For the UD version, the fifth through seventh graders participating in the first camp gathered around stainless steel tables in the Vita Nova kitchen. They were divided into Black and Gold teams, each responsible for an entree and a dessert.

Rainis and her assistant, hospitality business management major Justin Guo (class of ‘24), gave each group only a slip of paper with a partial recipe on it. To get the rest, the young chefs had to complete that portion of the recipe then answer a culinary trivia question.

It was not, Rainis emphasized, a race, as she didn’t wish to mix kids in a hurry with knives and hot dishes. Rather, they’d be judged by how well they followed instructions, whether they measured correctly and with the right utensils, and how well they kept their areas clean as they worked.

Set loose on their mystery dishes, the kids bustled around looking for ingredients in what turned into a bit of a scavenger hunt.

“Where do I get tangerine juice?” one asked.

“We need a teaspoon,” another said.

“Sharp behind,” one girl warned those in front of her as she carried a knife to her table.

“Is this really white chocolate?” another camper asked, holding a large block.

One girl stood on tiptoe, peering over the rim of a bowl of a commercial mixer.

Rainis and Guo, holding clipboards, strolled among the groups, keeping score, offering advice, and demonstrating technique. As they worked, it was clear students had been paying attention earlier in camp, like the boy carefully dicing onions, steadying the blade with one hand while chopping.

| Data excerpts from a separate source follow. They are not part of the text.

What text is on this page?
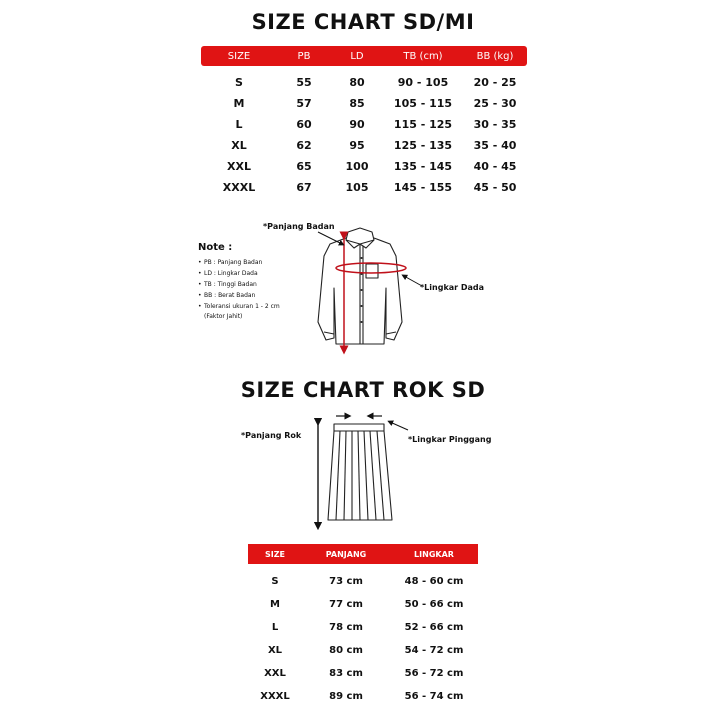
SIZE CHART SD/MI
SIZE	PB	LD	TB (cm)	BB (kg)
S	55	80	90 - 105	20 - 25
M	57	85	105 - 115	25 - 30
L	60	90	115 - 125	30 - 35
XL	62	95	125 - 135	35 - 40
XXL	65	100	135 - 145	40 - 45
XXXL	67	105	145 - 155	45 - 50
Note :
• PB : Panjang Badan
• LD : Lingkar Dada
• TB : Tinggi Badan
• BB : Berat Badan
• Toleransi ukuran 1 - 2 cm
(Faktor Jahit)
*Panjang Badan
*Lingkar Dada
SIZE CHART ROK SD
*Panjang Rok	*Lingkar Pinggang
SIZE	PANJANG	LINGKAR
S	73 cm	48 - 60 cm
M	77 cm	50 - 66 cm
L	78 cm	52 - 66 cm
XL	80 cm	54 - 72 cm
XXL	83 cm	56 - 72 cm
XXXL	89 cm	56 - 74 cm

As the dishes took shape, savory smells began spreading through the kitchen, from vinegar to melting chocolate and hot chicken, widely varied but not unpleasant together — the smell of a future meal.

Vita Nova’s camp had been held for some years, but took a prolonged hiatus until this year under Rainis’ leadership.

Rainis started her chef instructor position last fall, but Vita Nova wasn’t new to her, as she went through the program as a UD student.

“I like to say it’s my sixth year, but first as an instructor,” she said.

It’s fun to demystify cooking at the camp, Rainis said. “A lot of my students, even at the college level, come in really intimidated to a kitchen … there’s a lot of hesitation when they’re using a knife and using heat.”

Although Rainis never helped with the summer program while she was in college, this is not her first culinary camp rodeo. At a previous job, she started and ran camps for kids and also taught high school students. She’s tapped into a lot of what she learned to help restart Livin’ La Vita Nova.

There’s limited room in the kitchen (and a limit to how many kids staff can keep an eye on), so attendance is capped at 15 each week.

“We filled up very quickly this year, which was fantastic,” Rainis said.

Sessions feature games and themes like baking day or around-the-world day, and campers even get hospitality tips and lessons on table manners and etiquette from Vita Nova restaurant manager Lacey Leatherwood. At the end, kids can demonstrate their new skills and prepare lunch in a showcase for their families and other visitors, like Srikanth Beldona, chair of the hospitality department, and Vita Nova Director Nick Waller.

The finale was on the mind of camper Emily Koffenberger, age 9, from Pennsylvania. “It’s really fun,” she said of camp, “and on Friday we get to make dishes by ourselves, and we get to choose what dish we want to make.”

“The students get really excited to kind of show off, so that’s always a fun day,” Rainis said, and kids end up making everything from goulash to cobbler.

Koffenberger said she wanted to learn how to cook dinner all by herself.

“Same,” added Emerson Rogalski, age 10, of Newark, who was helping make sugar cookies.

“I think this camp was really fun and exciting because it teaches us new tricks and tips and makes us better chefs, so if that’s something you want to pursue you can,” said another cookie maker, Norah Durbano, age 11, also from Newark.

The camp also results in delicious meals. Not too many summer campers can say they made their own lunch.

After Black Team squeaked out a win in the competition, thanks to extra attention to safety, the campers were left to admire the results of their work.

“Everyone has to take pictures of these because they’re so cool,” Koffenberger said, holding up her phone.